Agricultura familiar sustenta a produção de mandioca e a mesa do paraense
O dia começa cedo para a família do agricultor Adilson dos Santos, 33 anos. Produtores de mandioca da comunidade quilombola Boa Vista do Itá, de Santa Izabel do Pará, região metropolitana de Belém, eles são o retrato de uma tradição que vem se perpetuando por gerações e garantindo na mesa dos paraenses o produto que é a base alimentar do Estado. Do plantio ao beneficiamento, o lavrador herdou do pai a cultura que hoje é a principal fonte de renda da vila, onde vivem cerca de 50 famílias. No Pará, 96% da mandioca produzida vem da agricultura familiar.
“Mandioca é pop, mandioca é tudo”, brinca Adilson. Ele está certo. Os produtos derivados da planta são diversos e ajudam a compor alguns dos pratos típicos mais conhecidos da região. Quase onipresente na mesa do paraense, a farinha é, muitas vezes, o alimento principal, nos sete dias da semana. Mas para chegar até as nossas casas, é preciso muito esforço e dedicação, aliado ao emprego de pesquisa e investimentos cada vez maiores do poder público.
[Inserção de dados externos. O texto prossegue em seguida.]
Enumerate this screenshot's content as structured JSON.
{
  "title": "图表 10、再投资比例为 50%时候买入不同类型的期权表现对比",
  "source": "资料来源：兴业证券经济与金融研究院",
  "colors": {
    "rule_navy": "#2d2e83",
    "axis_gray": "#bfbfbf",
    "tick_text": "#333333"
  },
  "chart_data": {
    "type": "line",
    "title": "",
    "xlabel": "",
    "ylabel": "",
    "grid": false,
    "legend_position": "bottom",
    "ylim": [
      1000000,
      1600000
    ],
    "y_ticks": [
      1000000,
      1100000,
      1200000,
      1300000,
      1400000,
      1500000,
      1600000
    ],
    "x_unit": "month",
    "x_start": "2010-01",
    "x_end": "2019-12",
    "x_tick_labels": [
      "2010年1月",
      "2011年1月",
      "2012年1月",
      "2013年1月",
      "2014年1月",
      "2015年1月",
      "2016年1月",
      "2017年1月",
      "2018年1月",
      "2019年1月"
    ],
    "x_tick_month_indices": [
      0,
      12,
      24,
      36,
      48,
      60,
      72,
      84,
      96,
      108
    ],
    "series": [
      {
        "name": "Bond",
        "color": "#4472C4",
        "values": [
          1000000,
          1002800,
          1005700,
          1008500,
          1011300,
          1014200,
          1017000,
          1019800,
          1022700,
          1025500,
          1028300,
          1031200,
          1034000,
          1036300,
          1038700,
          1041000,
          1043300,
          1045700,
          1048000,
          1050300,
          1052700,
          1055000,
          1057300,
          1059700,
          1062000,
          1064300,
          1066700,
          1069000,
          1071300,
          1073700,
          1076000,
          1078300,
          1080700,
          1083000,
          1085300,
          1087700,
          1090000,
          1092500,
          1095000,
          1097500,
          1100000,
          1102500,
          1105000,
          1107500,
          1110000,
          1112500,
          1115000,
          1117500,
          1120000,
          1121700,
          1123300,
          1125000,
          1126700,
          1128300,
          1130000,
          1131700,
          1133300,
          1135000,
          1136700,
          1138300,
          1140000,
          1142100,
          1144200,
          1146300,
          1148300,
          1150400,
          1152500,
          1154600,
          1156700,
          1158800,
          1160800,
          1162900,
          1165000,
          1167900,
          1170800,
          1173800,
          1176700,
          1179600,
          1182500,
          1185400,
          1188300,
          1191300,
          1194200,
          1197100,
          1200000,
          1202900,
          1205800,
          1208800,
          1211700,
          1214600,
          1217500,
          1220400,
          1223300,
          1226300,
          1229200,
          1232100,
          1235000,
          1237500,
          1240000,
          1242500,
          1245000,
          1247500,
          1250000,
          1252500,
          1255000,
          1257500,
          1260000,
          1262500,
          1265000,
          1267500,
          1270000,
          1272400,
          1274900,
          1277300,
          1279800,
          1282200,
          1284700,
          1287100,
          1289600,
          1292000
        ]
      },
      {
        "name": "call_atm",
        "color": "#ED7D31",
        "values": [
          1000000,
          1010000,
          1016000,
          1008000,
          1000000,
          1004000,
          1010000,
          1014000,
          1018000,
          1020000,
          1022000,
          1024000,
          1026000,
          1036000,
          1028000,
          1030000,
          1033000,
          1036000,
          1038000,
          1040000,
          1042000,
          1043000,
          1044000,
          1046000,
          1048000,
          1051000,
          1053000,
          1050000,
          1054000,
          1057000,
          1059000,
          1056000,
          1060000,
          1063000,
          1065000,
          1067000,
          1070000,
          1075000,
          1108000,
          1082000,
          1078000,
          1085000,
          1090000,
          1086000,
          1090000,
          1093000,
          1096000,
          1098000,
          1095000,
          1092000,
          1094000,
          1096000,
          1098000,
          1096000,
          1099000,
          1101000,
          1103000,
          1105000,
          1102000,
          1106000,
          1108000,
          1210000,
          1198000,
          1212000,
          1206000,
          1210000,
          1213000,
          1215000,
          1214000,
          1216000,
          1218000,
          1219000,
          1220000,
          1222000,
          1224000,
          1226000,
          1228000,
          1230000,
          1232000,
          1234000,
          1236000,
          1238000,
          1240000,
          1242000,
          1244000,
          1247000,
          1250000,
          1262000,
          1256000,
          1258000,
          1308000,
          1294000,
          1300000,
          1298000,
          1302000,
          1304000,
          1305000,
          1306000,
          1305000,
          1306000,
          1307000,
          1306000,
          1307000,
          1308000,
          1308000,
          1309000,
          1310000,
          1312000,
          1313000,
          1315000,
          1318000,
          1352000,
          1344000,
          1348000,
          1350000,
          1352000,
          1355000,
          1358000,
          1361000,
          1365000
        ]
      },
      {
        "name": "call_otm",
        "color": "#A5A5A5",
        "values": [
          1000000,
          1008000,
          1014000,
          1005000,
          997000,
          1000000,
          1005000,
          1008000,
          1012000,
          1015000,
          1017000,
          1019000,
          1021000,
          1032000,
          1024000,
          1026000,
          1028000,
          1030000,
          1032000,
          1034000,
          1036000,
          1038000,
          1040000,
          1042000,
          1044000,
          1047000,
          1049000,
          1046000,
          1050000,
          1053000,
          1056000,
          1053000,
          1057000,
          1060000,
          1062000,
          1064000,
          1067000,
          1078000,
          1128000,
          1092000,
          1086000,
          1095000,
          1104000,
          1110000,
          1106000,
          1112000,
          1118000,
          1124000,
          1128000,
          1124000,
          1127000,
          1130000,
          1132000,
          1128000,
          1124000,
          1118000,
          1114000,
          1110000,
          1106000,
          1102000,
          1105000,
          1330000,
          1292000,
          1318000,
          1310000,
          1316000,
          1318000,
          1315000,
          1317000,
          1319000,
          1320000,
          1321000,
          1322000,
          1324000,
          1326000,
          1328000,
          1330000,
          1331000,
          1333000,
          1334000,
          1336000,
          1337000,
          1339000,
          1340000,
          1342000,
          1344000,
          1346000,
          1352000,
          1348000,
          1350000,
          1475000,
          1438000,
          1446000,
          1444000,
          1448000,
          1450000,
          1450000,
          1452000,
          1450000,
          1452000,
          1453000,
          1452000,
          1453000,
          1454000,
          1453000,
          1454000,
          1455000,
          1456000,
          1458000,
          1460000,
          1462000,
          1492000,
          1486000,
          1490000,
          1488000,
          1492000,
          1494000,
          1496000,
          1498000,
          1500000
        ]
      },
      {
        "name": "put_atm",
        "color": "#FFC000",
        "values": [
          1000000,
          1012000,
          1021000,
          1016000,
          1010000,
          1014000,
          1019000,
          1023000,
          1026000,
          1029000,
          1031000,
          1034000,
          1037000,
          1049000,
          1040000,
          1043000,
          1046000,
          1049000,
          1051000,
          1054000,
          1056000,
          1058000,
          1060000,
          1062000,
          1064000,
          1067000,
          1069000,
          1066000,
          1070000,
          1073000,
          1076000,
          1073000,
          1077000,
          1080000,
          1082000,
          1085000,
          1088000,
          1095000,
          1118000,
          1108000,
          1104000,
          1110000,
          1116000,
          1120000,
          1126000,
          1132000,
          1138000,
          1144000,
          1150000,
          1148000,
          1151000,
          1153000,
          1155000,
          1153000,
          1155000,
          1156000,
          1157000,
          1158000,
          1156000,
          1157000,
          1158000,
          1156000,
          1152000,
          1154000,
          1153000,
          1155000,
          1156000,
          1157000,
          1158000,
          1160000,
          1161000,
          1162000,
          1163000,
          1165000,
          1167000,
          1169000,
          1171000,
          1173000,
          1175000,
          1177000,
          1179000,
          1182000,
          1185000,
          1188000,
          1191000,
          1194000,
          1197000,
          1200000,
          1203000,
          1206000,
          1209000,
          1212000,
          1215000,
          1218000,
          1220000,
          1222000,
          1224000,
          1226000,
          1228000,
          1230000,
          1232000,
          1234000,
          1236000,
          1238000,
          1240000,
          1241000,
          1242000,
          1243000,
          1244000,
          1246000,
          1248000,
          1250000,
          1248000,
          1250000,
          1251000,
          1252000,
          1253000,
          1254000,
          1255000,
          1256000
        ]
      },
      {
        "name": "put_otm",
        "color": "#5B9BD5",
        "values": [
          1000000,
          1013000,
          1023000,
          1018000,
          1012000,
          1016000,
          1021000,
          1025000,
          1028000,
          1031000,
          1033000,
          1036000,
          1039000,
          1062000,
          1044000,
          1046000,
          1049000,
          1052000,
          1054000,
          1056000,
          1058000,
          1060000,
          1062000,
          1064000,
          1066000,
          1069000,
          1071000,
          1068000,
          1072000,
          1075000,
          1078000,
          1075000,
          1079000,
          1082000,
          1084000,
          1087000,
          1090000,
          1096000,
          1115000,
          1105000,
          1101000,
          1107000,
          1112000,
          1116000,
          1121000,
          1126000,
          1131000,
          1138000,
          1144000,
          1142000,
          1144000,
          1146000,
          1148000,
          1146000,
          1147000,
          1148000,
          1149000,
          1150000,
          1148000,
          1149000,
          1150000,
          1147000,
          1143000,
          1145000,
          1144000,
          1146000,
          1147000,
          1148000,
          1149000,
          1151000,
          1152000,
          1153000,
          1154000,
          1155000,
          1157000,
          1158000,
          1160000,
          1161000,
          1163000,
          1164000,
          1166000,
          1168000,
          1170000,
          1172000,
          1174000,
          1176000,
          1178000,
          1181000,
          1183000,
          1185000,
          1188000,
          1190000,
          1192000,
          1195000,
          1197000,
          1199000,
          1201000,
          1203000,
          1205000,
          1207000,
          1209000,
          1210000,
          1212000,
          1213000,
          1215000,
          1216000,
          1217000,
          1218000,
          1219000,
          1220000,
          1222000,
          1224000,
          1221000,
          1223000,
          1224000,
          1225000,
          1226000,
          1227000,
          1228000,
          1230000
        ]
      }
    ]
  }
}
O conhecimento empírico do homem do campo hoje recebe o apoio de novas tecnologias e técnicas de plantio, que resultam em mais qualidade e produtividade.
Maior produtor brasileiro, com cinco milhões de toneladas por ano, em uma área plantada de 300 mil hectares, o Pará vive o desafio de substituir a defasagem tecnológica por novas técnicas, que incluem mecanização, uso de mudas mais resistentes a intempéries e doenças, adaptadas à região, e a substituição da chamada roça de toco, mais agressiva ao solo, por plantios sustentáveis. A produção está presente nos 144 municípios paraenses e serve, basicamente, para a subsistência. Uma cadeia produtiva que envolve, do plantio à comercialização, cerca de 300 mil pessoas. São agricultores, atravessadores e comerciantes, que juntos movimentam R$ 1 bilhão na economia local por ano.
Diante de tamanha expressão agrícola, o papel do Estado é dar apoio ao produtor, para garantir-lhe condições de gerar renda, ter qualidade de vida e promover a segurança alimentar. “Temos que pensar à frente para andar no caminho do desenvolvimento. Não acreditamos em produção sem renda; para ter renda, precisamos de produtividade, e isso exige tecnologia. É graças ao produtor que temos alimento na mesa, por isso investimos para que esse agricultor tenha qualidade de vida”, diz o secretário adjunto da Secretaria de Estado de Desenvolvimento Agropecuário e da Pesca (Sedap), Afif Jawabri.
Vida no campo
O apoio institucional, feito muitas vezes em parceria com as prefeituras, é traduzido no trabalho do extensionista rural, profissional que acompanha o produtor e leva para a lavoura o conhecimento que, muitas vezes, transforma as pequenas lavouras em grandes áreas produtivas. “É a experiência no campo propriamente dita. Estamos todos os dias ao lado do agricultor, para ajudá-lo a melhorar a plantação, seja com a obtenção de empréstimos, seja na aplicação de novas técnicas de manejo”, resume o diretor técnico da Empresa de Assistência Técnica e Extensão Rural do Pará (Emater), Rosival Possidônio.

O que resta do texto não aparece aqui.